Infinite Variety:  Three Centuries of Red and White Quilts, Park Avenue Armory, March 2011

Infinite Variety: Three Centuries of Red and White Quilts,
Park Avenue Armory, March 2011

The most popular two-color combination in the quilt world must surely be RED and WHITE. In her book, Red & White Quilting, Linda Pumphrey writes, The vibrant contrast of red and white quilts has appealed to quilters for three centuries and has been a staple since the mid-nineteenth century.

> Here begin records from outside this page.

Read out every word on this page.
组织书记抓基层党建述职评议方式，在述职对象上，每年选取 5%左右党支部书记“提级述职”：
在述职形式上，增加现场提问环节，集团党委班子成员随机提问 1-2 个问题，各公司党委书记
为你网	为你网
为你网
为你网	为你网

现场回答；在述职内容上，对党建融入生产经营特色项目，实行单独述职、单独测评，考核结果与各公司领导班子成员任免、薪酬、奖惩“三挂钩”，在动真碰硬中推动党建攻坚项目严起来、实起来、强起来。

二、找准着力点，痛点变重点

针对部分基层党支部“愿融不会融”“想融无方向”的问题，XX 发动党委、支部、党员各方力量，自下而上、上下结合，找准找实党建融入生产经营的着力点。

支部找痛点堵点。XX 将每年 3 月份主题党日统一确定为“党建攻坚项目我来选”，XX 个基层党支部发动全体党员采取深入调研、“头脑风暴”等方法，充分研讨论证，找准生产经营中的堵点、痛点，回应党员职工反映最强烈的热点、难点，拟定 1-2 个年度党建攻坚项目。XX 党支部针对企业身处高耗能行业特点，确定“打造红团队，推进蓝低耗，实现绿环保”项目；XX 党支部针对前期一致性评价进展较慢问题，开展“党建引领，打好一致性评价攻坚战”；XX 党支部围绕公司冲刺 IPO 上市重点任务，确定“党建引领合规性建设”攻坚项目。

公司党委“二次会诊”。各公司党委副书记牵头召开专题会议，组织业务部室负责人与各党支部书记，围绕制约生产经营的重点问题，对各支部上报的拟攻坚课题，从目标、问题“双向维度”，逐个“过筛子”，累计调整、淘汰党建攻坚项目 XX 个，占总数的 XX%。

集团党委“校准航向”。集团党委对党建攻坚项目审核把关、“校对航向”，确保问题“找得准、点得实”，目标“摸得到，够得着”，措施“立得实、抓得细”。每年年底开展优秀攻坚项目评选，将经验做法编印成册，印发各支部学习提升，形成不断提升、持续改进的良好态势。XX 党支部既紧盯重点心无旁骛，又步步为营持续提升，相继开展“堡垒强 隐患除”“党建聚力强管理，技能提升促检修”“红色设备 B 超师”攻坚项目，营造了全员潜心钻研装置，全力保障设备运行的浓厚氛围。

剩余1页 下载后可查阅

In the 1700s, the color turkey red was a result of a unique dying process that began in India and moved west to the region around Turkey and Greece. The complicated process was a closely guarded secret involving up to seventeen steps, including soaking the yarns in lye, animal fat, urine, dung, etc.

Turkey Red was colorfast. Most natural dyes would run or fade with water or sun, but Turkey Red never did. It was a vibrant new color that stayed true after repeated washing. Even after the European textile manufacturers cracked the code in the 1800s, the bright, vibrant color was still referred to as Turkey Red.

According to Carolyn Ducey, Ph.D., Curator of Collections, International Quilt Museum, Lincoln, Nebraska, red and white quilts have always been a favorite for quilt collectors. The museum has over 80 red and white quilts in its collection, with the oldest, Crosses, dating back to 1830.

Their number of red and white quilts is about to go from 80 to over 700. The museum is in the process of acquiring the most famous red and white quilt collection in the world. The Joanna Rose Red and White quilt collection was the subject of a very famous, breath-taking exhibition at New York City’s Park Avenue Armory in March 2011.